If $f$ is a non constant entire function which is real on the real axis then $\arg f(\overline{z})=-\arg f(z) $

Question

If $f$ is a non constant entire function which is real on the real axis then prove that $$\arg f(\overline{z})=-\arg f(z) $$ where $z=x+iY$, $0<x<1$ and $f$ is non zero on the horizontal line segment $z=x+iY$, $0<x<1$.

By Schwarz reflection principle we have $$\arg f(\overline{z})=\arg \overline{f(z)} $$ Since $\arg$ is a multivalued function, so after this I am stuck. Please solve the question.

Answer 1

If $f$ is real on the real axis then the $a_n $ are real in the power series expansion.

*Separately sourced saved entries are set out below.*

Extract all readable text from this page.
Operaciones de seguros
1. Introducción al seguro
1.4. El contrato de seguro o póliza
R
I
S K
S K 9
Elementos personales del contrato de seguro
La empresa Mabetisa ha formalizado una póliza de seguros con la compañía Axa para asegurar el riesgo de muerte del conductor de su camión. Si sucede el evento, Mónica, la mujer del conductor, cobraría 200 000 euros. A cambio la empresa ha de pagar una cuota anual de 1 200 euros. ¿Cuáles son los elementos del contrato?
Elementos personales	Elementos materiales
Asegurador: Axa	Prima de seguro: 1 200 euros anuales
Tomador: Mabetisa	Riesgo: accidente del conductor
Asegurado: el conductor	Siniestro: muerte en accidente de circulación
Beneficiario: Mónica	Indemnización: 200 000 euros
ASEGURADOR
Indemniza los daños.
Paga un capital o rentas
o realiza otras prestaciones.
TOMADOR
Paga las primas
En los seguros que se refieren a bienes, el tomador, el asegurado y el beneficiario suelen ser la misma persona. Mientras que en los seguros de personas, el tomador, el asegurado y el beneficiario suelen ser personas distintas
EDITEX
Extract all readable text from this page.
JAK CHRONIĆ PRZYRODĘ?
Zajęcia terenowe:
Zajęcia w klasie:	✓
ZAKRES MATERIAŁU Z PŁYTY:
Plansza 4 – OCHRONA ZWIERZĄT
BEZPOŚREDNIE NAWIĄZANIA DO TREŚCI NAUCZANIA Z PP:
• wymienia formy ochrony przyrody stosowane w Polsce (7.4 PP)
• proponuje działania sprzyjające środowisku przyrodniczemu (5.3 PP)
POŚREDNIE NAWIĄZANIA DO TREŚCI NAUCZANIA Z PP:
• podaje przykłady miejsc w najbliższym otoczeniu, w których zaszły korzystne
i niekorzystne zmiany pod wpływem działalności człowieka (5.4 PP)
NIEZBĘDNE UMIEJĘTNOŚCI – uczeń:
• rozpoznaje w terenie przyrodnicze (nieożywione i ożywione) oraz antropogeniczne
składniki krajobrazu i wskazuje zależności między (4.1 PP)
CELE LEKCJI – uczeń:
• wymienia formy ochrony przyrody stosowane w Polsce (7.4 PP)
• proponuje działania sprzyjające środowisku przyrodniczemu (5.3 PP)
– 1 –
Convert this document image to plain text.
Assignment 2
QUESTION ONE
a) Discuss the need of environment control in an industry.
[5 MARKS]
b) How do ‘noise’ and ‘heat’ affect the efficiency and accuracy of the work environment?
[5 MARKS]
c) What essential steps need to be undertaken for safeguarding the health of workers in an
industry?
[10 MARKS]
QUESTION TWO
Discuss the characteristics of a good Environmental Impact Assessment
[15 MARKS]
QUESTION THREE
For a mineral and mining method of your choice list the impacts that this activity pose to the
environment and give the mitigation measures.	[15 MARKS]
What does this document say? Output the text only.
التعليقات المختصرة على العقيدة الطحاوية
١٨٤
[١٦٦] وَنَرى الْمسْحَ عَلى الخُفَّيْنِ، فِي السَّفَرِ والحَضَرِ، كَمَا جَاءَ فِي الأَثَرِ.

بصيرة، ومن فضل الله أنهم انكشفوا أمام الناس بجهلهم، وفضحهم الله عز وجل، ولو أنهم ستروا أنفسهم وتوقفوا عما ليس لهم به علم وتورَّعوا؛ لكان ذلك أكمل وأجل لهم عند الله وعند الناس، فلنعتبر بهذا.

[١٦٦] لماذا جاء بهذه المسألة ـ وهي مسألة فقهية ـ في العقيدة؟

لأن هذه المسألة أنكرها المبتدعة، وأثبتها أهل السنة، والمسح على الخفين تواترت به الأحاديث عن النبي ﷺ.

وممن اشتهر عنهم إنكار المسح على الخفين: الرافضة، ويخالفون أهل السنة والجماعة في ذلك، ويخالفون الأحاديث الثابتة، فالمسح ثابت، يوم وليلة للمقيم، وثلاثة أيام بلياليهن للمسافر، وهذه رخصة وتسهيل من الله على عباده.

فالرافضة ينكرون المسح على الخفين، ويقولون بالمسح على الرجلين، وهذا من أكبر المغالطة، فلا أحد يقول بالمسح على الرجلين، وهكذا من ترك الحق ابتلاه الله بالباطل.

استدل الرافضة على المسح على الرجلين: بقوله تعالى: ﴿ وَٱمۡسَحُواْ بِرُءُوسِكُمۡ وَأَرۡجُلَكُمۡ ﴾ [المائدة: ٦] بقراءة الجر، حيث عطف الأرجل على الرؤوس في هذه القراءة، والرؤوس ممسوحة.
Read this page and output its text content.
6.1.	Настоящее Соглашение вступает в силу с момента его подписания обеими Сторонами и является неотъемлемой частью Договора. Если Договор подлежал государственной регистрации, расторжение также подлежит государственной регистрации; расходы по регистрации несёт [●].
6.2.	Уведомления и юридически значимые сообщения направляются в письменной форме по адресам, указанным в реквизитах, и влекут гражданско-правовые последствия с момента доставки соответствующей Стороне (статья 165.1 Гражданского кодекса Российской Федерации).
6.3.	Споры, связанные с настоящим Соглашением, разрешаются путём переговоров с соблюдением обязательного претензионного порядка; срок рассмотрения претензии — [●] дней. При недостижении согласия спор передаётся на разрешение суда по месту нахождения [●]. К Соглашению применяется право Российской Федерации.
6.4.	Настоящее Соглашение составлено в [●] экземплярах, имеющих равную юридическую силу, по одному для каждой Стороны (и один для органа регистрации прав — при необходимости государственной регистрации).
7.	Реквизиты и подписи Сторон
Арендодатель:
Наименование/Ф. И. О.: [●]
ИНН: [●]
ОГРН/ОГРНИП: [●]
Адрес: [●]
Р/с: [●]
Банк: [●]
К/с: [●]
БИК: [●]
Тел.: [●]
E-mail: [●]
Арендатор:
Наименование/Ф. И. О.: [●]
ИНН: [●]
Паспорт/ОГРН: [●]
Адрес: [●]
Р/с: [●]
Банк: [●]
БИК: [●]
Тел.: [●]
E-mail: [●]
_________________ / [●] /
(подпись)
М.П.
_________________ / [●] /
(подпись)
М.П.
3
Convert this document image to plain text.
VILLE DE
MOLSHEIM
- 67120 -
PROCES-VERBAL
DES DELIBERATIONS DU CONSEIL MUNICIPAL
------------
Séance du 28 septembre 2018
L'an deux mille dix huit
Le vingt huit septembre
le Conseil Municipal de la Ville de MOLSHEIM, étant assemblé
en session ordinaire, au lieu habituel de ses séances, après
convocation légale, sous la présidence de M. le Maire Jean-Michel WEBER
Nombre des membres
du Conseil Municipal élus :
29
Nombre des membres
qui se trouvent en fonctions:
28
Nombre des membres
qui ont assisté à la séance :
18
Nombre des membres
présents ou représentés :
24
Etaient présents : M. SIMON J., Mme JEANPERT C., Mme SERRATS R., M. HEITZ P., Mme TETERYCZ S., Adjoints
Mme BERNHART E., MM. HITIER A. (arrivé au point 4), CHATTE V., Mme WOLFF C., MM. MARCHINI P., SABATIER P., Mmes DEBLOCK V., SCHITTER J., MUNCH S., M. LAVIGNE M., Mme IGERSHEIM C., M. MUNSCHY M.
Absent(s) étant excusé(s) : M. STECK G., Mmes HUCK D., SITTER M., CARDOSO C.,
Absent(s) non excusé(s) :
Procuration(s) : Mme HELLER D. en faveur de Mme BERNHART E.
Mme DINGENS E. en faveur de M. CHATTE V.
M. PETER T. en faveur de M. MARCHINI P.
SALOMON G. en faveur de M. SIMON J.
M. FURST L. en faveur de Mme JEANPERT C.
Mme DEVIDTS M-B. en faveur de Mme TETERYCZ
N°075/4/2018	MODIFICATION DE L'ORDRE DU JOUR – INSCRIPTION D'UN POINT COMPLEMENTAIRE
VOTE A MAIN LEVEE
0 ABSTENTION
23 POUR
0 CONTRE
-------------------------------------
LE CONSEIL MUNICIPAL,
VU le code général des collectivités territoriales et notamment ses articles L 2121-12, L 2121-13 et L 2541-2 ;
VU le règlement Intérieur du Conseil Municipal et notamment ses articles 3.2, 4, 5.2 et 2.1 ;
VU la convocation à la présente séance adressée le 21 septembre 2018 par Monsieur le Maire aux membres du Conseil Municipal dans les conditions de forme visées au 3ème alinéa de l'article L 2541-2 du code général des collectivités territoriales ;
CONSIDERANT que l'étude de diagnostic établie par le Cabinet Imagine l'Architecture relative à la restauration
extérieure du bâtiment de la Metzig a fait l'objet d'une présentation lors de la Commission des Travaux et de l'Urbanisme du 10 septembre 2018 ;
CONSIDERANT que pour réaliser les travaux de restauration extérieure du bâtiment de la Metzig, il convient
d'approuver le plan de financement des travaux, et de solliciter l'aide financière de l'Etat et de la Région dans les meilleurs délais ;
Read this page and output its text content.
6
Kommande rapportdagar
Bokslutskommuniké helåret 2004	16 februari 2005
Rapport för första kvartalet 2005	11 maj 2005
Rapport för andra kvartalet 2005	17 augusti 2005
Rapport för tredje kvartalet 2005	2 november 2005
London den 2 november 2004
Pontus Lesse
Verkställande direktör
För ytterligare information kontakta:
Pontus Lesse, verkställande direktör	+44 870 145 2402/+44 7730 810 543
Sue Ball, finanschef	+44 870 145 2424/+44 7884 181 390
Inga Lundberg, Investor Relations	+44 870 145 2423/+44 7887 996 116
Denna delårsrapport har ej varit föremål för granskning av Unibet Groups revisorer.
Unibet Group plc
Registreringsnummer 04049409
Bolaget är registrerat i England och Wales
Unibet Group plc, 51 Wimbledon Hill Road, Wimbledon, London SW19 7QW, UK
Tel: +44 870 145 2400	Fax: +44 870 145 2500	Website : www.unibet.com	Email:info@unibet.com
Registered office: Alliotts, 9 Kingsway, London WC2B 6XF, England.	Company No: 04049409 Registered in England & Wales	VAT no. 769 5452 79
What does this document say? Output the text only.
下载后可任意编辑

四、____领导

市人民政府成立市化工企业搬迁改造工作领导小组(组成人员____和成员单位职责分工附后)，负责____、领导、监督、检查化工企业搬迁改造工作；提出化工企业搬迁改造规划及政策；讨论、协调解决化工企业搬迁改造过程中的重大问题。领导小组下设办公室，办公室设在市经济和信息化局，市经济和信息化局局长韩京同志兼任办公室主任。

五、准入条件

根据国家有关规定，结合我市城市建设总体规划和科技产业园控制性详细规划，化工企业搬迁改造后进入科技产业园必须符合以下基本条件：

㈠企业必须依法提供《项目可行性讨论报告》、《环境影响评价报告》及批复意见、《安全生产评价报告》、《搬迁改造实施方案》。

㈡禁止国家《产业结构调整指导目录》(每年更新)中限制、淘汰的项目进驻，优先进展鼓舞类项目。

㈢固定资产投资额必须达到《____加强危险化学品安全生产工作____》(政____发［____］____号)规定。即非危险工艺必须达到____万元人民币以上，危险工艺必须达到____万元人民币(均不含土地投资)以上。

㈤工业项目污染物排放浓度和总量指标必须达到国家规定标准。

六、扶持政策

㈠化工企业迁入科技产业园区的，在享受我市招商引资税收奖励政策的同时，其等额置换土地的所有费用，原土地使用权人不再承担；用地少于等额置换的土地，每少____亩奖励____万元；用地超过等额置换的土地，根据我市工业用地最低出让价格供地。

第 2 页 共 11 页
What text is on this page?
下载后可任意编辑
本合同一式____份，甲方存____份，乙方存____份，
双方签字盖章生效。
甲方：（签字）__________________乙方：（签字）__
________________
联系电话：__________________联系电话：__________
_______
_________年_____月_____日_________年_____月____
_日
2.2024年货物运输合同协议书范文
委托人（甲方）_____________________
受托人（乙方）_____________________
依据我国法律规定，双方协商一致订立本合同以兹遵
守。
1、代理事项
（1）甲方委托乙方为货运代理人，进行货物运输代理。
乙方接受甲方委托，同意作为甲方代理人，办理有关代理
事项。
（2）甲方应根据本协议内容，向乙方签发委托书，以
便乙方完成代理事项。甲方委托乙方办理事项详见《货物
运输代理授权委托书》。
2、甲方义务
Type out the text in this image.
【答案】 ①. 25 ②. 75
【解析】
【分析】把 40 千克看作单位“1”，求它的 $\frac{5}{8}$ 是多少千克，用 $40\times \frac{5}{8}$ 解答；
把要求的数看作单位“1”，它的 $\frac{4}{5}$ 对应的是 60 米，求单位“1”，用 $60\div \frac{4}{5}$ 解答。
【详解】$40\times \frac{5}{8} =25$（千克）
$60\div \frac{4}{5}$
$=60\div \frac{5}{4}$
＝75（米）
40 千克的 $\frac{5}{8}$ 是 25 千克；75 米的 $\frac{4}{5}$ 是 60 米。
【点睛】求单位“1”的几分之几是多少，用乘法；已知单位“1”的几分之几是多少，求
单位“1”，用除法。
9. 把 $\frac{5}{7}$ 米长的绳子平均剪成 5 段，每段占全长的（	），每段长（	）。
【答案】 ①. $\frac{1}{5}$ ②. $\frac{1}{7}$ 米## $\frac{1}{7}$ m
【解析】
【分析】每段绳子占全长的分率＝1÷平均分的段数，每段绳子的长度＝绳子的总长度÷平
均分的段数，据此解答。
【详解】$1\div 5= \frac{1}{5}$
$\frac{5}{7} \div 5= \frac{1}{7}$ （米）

Hence $\operatorname{im} f(\overline{z}) = \sum_n a_n \operatorname{im} \overline{z}^n = \sum_n a_n \operatorname{im} \overline{z^n} = \sum_n a_n (-\operatorname{im} z^n ) = - \operatorname{im} f(z) $ and similarly $\operatorname{re} f(\overline{z}) = \operatorname{re} f(z) $.

Answer 2

Following the comment &zhoraster fis real on real line so $\bar {f(\bar z)}=f(\bar z)$ Let $f(z)=u+iv, u,v \in \Re \implies Arg(f( z())= Arg(u+iv)=\tan^{-1} v/u$. Then $Arg(f(\bar z))=Arg(u-iv)=\tan^{-1} (-v/u)=-\tan^{-1} (v/u)=-Arg(f(z))$